The parallel motion commonly employed in marine engines, working with side beams, is exactly similar in principle to that employed in land engines; but owing to the parts being inverted, it appears different. It is represented in the annexed cut.
The radius shaft is usually worked by a single link, or side rod, which is attached to that radius bar and side beam which is next the vessel's side, in order to leave more space between the two engines for working the hand gear.
In constructing marine engines, it is occasionally required, that the centre of the radius rod shall be placed in some particular point; and it then becomes necessary to determine the length of the radius bar and of the parallel bar. This is usually ascertained by repeated trials with rods of different lengths, for want of a correct rule for readily determining it: we therefore give the following, which, we believe, has not before been published.
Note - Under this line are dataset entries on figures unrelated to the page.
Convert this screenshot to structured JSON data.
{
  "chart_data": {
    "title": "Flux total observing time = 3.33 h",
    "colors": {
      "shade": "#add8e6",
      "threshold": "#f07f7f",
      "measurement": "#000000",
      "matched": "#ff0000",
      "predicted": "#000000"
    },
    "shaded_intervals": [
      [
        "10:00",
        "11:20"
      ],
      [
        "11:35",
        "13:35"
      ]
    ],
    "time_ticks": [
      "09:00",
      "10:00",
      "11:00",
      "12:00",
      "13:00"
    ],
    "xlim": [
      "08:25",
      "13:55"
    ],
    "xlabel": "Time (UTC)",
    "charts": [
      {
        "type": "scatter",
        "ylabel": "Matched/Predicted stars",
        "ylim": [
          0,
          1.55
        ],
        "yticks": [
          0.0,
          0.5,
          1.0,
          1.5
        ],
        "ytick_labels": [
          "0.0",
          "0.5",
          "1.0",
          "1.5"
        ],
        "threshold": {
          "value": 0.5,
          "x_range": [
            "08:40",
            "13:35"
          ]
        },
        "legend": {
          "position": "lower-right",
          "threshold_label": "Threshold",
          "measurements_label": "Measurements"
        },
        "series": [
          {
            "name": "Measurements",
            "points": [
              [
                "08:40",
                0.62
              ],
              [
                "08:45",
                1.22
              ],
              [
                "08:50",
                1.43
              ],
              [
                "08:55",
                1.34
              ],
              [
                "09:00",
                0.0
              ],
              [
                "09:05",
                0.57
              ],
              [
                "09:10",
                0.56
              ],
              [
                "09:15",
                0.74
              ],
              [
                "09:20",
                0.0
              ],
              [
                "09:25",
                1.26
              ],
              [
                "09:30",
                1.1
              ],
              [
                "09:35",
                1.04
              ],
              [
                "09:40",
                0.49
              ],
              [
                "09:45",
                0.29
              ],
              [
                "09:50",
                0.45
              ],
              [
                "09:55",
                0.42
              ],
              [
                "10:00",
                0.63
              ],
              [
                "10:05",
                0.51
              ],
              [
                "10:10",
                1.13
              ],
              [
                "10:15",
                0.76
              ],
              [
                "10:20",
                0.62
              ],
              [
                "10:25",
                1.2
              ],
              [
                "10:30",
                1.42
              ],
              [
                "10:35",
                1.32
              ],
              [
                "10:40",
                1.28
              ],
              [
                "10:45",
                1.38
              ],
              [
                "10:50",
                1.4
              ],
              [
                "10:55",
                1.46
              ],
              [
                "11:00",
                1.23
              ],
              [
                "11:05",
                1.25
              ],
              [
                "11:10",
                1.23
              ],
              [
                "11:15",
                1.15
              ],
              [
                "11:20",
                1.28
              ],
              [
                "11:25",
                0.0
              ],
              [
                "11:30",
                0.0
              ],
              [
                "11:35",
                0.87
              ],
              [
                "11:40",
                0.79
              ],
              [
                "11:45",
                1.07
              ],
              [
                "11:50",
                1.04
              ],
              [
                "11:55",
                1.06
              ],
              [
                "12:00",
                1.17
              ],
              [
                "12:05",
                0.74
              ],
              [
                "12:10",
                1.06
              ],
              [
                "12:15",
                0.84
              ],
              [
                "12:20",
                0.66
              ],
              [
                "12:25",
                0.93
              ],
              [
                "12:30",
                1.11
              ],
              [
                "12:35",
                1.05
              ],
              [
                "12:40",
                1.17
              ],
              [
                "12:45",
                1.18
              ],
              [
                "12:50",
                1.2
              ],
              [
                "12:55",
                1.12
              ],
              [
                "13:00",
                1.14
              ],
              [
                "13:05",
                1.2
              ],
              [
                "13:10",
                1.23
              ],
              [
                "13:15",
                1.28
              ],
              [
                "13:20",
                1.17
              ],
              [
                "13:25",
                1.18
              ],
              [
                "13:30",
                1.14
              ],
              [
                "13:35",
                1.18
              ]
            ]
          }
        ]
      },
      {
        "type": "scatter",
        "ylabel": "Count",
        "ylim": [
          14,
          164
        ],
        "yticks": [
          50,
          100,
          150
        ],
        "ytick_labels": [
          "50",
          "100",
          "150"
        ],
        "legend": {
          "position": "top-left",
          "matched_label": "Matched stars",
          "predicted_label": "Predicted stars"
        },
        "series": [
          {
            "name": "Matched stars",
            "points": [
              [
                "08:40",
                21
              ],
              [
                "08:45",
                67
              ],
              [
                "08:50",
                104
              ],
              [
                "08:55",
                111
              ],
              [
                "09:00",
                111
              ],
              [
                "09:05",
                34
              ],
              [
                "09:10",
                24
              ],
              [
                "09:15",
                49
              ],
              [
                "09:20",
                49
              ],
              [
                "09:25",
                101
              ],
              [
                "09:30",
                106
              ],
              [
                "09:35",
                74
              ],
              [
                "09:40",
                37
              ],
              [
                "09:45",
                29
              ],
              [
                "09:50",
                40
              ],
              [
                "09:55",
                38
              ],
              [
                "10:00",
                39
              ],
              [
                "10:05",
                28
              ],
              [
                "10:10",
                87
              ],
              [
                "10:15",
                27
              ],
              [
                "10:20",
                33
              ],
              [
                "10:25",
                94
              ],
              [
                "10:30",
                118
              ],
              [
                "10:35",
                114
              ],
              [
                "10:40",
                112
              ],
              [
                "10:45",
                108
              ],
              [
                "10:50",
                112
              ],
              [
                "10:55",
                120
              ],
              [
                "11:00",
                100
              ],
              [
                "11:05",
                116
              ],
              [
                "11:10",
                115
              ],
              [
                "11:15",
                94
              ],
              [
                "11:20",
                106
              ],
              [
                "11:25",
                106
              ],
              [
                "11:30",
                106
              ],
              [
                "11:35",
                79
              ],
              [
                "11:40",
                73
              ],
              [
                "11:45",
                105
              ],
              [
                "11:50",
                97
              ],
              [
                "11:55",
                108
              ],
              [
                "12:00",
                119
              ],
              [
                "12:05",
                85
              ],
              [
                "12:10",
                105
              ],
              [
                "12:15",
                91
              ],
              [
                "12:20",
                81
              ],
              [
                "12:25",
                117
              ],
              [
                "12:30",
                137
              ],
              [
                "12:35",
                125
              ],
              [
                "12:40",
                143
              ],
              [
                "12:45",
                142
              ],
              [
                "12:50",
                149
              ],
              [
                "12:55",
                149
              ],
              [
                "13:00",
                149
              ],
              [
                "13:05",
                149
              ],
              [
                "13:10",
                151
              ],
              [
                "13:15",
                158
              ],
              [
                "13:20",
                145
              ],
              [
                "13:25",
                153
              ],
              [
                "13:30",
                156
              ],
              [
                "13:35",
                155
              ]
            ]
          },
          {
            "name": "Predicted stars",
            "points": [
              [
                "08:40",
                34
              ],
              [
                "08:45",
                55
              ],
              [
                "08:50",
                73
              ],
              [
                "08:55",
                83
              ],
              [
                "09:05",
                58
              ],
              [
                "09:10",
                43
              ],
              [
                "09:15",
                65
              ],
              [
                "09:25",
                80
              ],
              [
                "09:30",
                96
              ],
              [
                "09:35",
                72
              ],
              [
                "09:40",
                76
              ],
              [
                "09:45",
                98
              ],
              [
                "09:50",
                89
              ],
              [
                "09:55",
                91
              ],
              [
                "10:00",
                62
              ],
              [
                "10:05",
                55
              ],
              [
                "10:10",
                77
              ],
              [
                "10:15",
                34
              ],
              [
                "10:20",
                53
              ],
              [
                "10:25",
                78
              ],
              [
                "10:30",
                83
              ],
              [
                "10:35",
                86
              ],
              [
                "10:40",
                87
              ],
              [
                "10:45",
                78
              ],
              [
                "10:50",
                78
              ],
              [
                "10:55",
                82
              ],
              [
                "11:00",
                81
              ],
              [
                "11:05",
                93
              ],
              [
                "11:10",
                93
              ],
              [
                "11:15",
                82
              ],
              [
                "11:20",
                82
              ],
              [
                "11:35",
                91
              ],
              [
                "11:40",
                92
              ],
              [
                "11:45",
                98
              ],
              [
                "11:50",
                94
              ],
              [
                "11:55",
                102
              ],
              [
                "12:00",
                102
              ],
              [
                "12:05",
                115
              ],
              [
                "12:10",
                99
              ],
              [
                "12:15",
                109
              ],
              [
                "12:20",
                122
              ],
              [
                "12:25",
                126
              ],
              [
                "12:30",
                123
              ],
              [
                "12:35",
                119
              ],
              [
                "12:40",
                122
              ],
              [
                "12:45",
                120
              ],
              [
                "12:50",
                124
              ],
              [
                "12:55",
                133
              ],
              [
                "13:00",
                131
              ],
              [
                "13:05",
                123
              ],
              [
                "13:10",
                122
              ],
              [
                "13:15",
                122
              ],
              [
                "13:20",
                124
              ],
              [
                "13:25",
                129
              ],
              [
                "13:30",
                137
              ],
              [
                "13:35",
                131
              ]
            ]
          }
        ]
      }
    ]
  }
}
Let a b represent the beam at its horizontal position, c the centre of the cross head of the piston-rod, and c b the side rod by which it is connected to the end b of the beam a b; and let it be required that the centre of the radius bar shall be in the point d; then as the parallel bar is always parallel to the beam, and as at the horizontal position of the beam the parallel bar and radius bar will coincide or lie in the same horizontal plane, draw the line d e parallel to a b, and it will represent the position of the parallel bar and radius bar at this position of the beam; and e will be the point at which the parallel bar is attached to the side rod; and e d will be the difference between the length of the parallel bar, and that of the radius bar. Then through the point c draw the vertical line cf, to represent the path of the piston-rod, and draw a g in the highest position of the beam, making a g equal to a b; then from g with the length b c intersect the line cf in f, and draw the line f g, upon which lay off the distance b e from g to ft, then draw h i of an indefinite length and parallel to a g, and on it lay off h k equal to d e, the difference between the length of the radius bar and parallel bar; then, as the remaining portion of the parallel bar will be equal to the radius bar, and the two bars are connected at their extremity; if we draw the line k d, they will form with it an isosceles triangle, the apex of which will be at the point of junction of the two bars; therefore, to find the apex, upon k and d as centres, with any distance in the compasses describe arcs cutting in o o, through which points draw op, cutting h i inp; then draw dp and it will be the length of the radius bar; and h p will be the length of the parallel bar.
Then upon g a set off g r=h p and draw p r, and it will represent the back link, and r the point at which it is attached to the beam.